Assisti dia desses um filme indiano chamado Sairat. Dolorosa representação parcial de um país que ainda trata a mulher como uma coisa, unicamente para ser usada pelos homens, seja como mercadoria de troca ou como objeto sexual. O filme é novo, mas aponta para a quase impenetrável lógica das castas ainda em vigor. Quem nasce pobre só pode conviver com os pobres e quem nasce rico, com os ricos. Podem até usar alguns espaços em comum, como é o caso da universidade, espaço no qual começa o drama de um jovem casal. Mas, isso não significa que possam se misturar. 

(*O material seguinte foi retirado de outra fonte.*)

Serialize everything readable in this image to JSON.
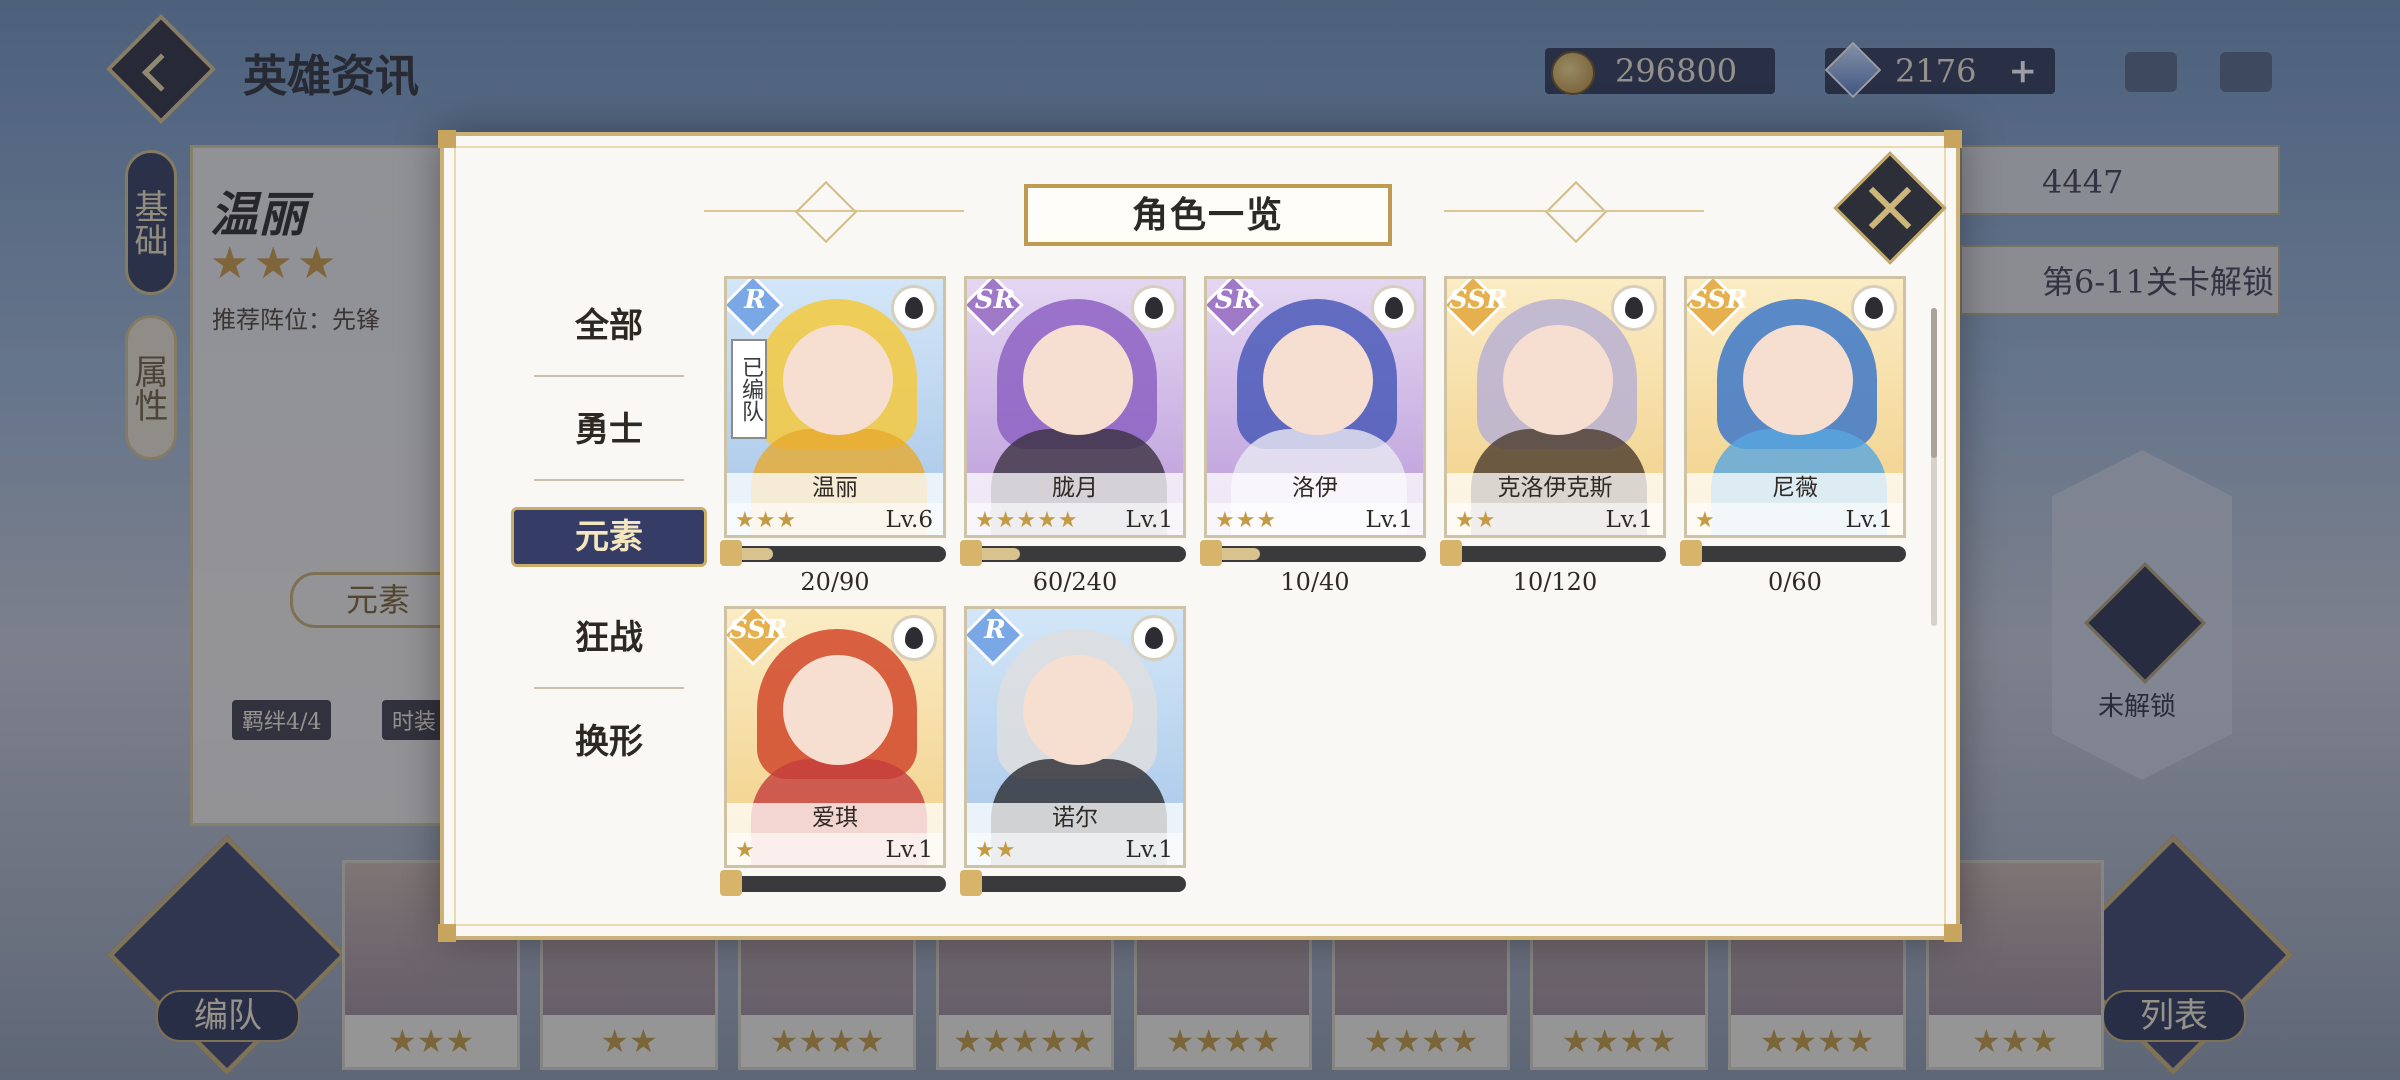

O filme narra a paixão de dois estudantes, ela filha do cacique local, ele, filho de um pescador. Como é comum aos jovens de hoje, eles pouco se importam com as convenções e proibições. Mas, quem diz que o resto do mundo não? O fato é que o pai da moça já tem um pretendente para a filha, escolhido por ele, segundo suas necessidades, não as dela. E ele vai fazer de tudo para impedir o romance. Não vou aqui narrar as peripécias do casal para viver seu amor, as dificuldades pelas quais passa, a fuga, o enfrentamento com seus próprios preconceitos e valores arraigados. 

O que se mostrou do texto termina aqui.